Generating large-language-model compatible sequential attachment-based fragment embedding molecular representations
Abstract
The present disclosure relates to systems, non-transitory computer-readable media, and methods for generating a sequential attachment-based fragment embedding (SAFE) molecular string representation that represents a molecular representation as an order agnostic sequence of interconnected fragment blocks. Indeed, the disclosed systems can generate the SAFE representation for processing via large language models for downstream molecular design tasks. For instance, the disclosed systems can extract fragments (and attachment points) from a molecular string representation, concatenate the extracted fragments using separation character connections between the fragments to generate a set of linked fragments, and can iterate over attachment points for the fragments to generate ring link characters in the set of linked fragments to simulate fragment links.
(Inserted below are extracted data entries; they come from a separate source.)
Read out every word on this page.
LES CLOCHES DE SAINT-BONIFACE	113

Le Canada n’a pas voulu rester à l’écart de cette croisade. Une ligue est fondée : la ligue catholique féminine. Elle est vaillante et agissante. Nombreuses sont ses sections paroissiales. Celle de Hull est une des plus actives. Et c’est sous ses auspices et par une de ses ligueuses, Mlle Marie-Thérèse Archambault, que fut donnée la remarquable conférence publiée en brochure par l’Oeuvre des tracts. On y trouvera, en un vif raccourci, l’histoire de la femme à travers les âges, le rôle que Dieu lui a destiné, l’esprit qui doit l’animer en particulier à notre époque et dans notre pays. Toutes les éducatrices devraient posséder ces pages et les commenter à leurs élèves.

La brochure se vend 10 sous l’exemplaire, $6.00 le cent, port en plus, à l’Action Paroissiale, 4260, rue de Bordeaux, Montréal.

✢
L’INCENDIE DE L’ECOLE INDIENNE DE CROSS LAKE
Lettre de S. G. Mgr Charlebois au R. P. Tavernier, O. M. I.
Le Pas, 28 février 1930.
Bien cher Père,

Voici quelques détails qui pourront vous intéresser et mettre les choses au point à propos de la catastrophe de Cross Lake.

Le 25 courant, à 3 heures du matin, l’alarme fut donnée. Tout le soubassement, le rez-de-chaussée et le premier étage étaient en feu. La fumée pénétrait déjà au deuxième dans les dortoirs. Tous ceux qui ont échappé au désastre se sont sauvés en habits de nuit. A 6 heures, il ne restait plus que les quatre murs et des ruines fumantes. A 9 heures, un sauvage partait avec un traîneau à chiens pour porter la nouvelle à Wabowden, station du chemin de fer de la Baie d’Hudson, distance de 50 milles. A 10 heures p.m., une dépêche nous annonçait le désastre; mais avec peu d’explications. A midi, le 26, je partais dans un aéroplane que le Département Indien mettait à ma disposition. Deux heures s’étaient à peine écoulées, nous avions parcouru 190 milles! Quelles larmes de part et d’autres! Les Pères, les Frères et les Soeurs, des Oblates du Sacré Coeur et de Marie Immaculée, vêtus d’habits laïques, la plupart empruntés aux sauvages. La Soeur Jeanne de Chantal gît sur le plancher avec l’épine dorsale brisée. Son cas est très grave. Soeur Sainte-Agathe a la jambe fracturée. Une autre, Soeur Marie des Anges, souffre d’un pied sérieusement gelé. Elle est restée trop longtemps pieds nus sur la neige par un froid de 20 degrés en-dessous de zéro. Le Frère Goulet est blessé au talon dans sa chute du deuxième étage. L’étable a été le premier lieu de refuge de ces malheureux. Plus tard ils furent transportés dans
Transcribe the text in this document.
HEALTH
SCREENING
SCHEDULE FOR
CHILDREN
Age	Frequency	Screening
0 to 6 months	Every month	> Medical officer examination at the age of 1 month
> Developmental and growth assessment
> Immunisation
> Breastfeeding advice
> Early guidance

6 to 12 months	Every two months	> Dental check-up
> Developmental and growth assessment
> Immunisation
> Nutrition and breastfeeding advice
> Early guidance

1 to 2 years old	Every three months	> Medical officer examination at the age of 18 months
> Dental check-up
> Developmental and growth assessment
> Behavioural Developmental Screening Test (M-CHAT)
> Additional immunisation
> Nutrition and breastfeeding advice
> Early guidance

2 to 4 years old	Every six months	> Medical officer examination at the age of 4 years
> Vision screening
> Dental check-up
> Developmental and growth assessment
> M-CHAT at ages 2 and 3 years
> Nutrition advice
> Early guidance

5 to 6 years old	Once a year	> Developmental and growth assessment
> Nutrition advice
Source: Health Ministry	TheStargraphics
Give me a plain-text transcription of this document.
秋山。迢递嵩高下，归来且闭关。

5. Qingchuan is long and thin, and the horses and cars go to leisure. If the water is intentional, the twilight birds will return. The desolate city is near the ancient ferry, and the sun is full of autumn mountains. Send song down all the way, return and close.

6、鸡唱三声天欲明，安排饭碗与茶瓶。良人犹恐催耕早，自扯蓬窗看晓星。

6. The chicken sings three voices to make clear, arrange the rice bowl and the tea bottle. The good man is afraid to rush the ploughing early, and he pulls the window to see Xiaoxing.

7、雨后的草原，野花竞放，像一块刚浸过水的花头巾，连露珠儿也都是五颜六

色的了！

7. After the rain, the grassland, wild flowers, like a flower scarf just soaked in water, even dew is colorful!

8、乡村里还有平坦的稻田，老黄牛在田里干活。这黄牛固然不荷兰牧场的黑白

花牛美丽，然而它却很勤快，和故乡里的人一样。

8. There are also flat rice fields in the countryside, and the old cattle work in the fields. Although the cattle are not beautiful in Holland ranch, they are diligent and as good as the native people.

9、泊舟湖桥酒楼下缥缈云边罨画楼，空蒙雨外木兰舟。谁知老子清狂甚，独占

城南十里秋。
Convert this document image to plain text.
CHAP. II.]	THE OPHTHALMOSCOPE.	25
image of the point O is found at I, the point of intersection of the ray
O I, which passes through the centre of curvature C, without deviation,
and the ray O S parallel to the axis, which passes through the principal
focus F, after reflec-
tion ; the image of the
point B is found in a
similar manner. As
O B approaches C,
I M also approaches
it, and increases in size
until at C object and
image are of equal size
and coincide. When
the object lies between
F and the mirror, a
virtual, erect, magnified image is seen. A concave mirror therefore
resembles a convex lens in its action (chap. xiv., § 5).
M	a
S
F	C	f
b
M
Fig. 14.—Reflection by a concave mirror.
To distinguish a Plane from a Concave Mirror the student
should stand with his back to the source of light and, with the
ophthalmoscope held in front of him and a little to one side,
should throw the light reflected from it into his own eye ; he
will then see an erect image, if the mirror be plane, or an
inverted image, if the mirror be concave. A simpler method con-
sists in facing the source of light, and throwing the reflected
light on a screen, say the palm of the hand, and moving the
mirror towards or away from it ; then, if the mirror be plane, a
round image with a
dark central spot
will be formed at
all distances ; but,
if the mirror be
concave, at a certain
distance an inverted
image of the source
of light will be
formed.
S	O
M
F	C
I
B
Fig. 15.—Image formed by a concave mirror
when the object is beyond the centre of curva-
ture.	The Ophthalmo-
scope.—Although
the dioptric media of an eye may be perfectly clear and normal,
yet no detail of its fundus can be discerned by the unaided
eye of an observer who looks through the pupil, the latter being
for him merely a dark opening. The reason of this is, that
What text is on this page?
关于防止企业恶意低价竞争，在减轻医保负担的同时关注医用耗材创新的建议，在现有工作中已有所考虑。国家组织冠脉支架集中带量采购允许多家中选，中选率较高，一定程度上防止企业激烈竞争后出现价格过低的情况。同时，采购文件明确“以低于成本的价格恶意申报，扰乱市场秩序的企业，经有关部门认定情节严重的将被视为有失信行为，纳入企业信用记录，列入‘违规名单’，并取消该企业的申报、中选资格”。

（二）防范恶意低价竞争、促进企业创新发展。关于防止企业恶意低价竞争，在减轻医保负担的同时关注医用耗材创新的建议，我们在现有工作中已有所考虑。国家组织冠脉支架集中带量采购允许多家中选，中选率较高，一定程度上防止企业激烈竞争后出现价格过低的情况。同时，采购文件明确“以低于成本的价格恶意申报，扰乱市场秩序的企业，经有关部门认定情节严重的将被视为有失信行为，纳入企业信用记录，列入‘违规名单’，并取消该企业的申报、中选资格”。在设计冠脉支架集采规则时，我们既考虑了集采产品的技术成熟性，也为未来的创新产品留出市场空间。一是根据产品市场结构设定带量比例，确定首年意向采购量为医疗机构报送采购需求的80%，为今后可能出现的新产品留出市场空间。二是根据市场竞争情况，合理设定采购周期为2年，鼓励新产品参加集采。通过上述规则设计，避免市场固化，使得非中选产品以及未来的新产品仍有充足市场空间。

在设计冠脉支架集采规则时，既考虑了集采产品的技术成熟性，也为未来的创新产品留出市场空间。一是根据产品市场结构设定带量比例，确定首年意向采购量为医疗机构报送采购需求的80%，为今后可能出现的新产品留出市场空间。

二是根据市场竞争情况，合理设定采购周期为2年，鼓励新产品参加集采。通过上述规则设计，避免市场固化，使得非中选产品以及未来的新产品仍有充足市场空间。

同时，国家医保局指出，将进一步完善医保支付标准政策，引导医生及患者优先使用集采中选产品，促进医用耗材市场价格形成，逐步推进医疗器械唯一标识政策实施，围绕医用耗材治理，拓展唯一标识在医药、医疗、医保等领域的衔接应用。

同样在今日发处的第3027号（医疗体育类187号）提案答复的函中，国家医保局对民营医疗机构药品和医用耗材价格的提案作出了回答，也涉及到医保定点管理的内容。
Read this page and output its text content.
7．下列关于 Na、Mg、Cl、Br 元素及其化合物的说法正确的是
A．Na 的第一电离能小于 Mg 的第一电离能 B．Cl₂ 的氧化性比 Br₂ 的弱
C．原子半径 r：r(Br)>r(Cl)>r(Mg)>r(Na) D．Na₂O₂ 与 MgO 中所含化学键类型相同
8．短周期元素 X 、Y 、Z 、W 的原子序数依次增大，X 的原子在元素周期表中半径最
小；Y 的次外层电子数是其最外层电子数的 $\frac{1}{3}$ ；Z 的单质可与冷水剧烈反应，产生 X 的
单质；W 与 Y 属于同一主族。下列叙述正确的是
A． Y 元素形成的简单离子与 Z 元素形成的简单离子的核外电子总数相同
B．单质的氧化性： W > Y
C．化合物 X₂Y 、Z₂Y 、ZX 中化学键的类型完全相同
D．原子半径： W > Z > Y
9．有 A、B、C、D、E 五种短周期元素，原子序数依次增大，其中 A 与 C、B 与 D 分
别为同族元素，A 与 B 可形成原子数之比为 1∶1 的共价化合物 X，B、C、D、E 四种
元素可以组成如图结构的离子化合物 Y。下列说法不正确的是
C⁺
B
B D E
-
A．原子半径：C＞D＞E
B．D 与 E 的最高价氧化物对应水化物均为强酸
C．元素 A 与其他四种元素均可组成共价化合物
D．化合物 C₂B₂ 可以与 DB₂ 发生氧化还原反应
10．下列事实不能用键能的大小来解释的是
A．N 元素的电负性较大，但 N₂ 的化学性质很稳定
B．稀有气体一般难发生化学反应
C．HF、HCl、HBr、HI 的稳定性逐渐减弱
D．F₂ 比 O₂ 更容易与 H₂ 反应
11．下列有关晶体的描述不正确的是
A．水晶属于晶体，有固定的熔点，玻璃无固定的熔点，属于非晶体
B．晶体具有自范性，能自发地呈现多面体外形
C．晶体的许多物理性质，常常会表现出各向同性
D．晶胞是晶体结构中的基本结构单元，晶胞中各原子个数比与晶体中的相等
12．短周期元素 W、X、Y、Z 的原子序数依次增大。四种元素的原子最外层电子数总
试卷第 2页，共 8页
In addition, the disclosed systems can utilize the SAFE representation to enable various downstream fragment-based molecular design tasks via large language models.
Claims
exact text as granted — not AI-modifiedWhat is claimed is:
1 . A computer-implemented method comprising:
generating, for a molecular compound, a training sequential attachment-based fragment embedding (SAFE) molecular string representation comprising order agnostic fragment blocks represented by fragment strings, separation characters, and ring link characters; and training a large language model to generate SAFE molecular string representations by:
generating, utilizing the large language model, a predicted token for the training SAFE molecular string representation from a tokenized partial sequence of the training SAFE molecular string representation; and
modifying parameters of the large language model utilizing a comparison between the predicted token and the training SAFE molecular string representation.
2 . The computer-implemented method of claim 1 , further comprising generating the training SAFE molecular string representation by converting a molecular string representation comprising ring structure identifiers that indicate virtual connections between atom representations of the molecular compound.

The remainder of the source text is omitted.